The newly recognized Waterman Hills detachment fault (WHDF) of the central Mojave Desert, California, is significant because it provides the first unambiguous evidence for large-scale core complex-style crustal extension in the central Mojave Desert, and because it has significantly rearranged the pre-Miocene paleogeography of the Mojave Desert. The WHDF places steeply dipping to overturned Miocene volcanic and sedimentary rocks upon mylonitic pre-Tertiary basement. The mylonites, which apparently formed during extension, are predominantly L-tectonites which manifest top-to-northeast shear. The WHDF dips to the northeast beneath dominofaulted ranges of the central Mojave Desert and detachment faults of the Colorado River trough, forming an imbricated early Miocene system of detachment faults. Extension continued in the Colorado River trough after extension had ceased in the central Mojave Desert.

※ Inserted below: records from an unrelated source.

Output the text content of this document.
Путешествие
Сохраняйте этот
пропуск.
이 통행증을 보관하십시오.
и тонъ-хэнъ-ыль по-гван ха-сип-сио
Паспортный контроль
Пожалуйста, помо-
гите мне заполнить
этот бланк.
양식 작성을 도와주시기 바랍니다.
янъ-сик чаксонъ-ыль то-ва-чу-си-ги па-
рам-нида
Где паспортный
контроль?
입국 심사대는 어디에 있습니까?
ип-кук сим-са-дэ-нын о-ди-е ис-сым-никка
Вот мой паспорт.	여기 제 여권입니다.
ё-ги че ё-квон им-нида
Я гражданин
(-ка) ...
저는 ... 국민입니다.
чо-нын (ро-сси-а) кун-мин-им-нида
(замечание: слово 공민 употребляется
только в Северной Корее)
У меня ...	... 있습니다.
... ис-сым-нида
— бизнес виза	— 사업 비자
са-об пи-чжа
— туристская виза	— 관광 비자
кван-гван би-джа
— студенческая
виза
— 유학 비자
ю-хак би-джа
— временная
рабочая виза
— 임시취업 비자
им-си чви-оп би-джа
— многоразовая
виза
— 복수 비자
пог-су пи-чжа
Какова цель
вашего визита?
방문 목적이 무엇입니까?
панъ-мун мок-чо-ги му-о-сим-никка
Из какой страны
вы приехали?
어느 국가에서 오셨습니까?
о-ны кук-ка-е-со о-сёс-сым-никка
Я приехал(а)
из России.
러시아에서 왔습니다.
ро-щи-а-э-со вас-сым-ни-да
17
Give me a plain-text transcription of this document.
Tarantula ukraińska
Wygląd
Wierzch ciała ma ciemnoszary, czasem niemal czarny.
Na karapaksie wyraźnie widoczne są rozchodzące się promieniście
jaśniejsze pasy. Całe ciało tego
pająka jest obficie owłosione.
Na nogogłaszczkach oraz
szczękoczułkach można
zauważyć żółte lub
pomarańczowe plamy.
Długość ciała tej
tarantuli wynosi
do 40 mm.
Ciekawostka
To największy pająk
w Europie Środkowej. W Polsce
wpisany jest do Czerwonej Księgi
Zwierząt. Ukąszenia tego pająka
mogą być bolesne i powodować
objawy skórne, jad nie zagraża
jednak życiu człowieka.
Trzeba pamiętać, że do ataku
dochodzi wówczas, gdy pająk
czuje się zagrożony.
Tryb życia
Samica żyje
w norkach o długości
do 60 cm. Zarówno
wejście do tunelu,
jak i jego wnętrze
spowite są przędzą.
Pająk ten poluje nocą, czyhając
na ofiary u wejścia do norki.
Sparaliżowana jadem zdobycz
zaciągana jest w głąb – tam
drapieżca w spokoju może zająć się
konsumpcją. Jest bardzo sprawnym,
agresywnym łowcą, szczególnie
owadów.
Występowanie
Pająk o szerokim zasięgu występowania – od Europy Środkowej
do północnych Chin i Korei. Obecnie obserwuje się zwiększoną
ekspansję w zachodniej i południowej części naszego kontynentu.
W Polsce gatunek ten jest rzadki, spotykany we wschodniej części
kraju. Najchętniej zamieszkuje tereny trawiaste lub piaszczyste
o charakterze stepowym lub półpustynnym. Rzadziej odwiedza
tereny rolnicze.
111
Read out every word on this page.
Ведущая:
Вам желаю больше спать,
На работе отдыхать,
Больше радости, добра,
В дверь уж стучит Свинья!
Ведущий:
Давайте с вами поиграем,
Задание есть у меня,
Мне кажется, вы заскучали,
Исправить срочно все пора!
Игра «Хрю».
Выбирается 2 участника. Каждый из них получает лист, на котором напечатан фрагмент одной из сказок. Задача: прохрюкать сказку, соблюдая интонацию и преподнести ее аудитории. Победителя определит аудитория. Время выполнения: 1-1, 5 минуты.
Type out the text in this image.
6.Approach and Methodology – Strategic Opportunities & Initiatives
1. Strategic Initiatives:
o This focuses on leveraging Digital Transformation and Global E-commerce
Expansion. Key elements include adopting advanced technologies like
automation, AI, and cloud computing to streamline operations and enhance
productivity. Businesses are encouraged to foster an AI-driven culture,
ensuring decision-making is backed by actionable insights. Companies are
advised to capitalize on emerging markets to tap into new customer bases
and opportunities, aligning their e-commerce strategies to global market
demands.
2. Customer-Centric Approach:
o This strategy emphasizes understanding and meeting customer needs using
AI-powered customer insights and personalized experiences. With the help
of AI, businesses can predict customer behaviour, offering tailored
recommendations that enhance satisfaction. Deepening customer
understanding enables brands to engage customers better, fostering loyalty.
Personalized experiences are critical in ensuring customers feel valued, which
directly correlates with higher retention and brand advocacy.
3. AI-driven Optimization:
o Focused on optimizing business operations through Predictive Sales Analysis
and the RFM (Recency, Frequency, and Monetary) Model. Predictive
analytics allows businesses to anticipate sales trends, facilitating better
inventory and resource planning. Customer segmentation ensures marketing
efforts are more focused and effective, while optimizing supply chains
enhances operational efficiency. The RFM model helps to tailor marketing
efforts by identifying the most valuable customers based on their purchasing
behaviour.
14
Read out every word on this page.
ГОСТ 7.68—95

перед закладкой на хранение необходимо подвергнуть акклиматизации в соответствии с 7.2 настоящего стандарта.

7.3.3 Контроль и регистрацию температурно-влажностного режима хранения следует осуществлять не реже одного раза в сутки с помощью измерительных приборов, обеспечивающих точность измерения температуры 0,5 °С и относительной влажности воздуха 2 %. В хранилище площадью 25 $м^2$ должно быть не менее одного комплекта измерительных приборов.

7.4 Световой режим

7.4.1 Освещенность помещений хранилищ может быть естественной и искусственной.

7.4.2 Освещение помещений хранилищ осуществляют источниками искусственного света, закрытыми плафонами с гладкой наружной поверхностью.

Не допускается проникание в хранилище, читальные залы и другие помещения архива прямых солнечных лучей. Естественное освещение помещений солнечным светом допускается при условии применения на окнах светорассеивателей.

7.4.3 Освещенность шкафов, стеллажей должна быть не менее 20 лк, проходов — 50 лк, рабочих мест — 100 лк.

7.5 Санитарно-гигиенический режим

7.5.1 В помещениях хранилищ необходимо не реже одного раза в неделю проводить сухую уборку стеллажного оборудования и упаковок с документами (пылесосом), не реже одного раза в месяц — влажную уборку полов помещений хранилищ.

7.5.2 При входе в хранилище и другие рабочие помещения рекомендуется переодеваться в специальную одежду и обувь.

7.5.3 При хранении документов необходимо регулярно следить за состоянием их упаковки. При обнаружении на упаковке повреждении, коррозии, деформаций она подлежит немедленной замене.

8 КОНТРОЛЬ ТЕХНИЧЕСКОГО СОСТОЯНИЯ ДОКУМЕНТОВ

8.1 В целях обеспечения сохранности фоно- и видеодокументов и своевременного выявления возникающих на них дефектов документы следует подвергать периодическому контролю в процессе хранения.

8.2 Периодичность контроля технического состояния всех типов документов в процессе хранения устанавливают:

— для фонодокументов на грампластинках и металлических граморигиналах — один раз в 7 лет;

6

Tentative correlations of Mesozoic intrusions suggest about 40 km of slip across the WHDF, which carries eugeoclinal Paleozoic rocks in its hanging wall and cratonal/miogeoclinal Paleozoic rocks in its footwall. Restoration of 40 km of slip (1) removes a prominent kink in the boundary between eugeoclinal and cratonal/miogeoclinal facies, (2) aligns cratonal/miogeoclinal strata near Victorville more closely with the late Paleozoic continental margin farther north, (3) places cratonal/miogeoclinal rocks structurally beneath eugeoclinal rocks, implying that the facies were stacked by thrusting, and (4) straightens the western margin of the Late Jurassic Independence dike swarm.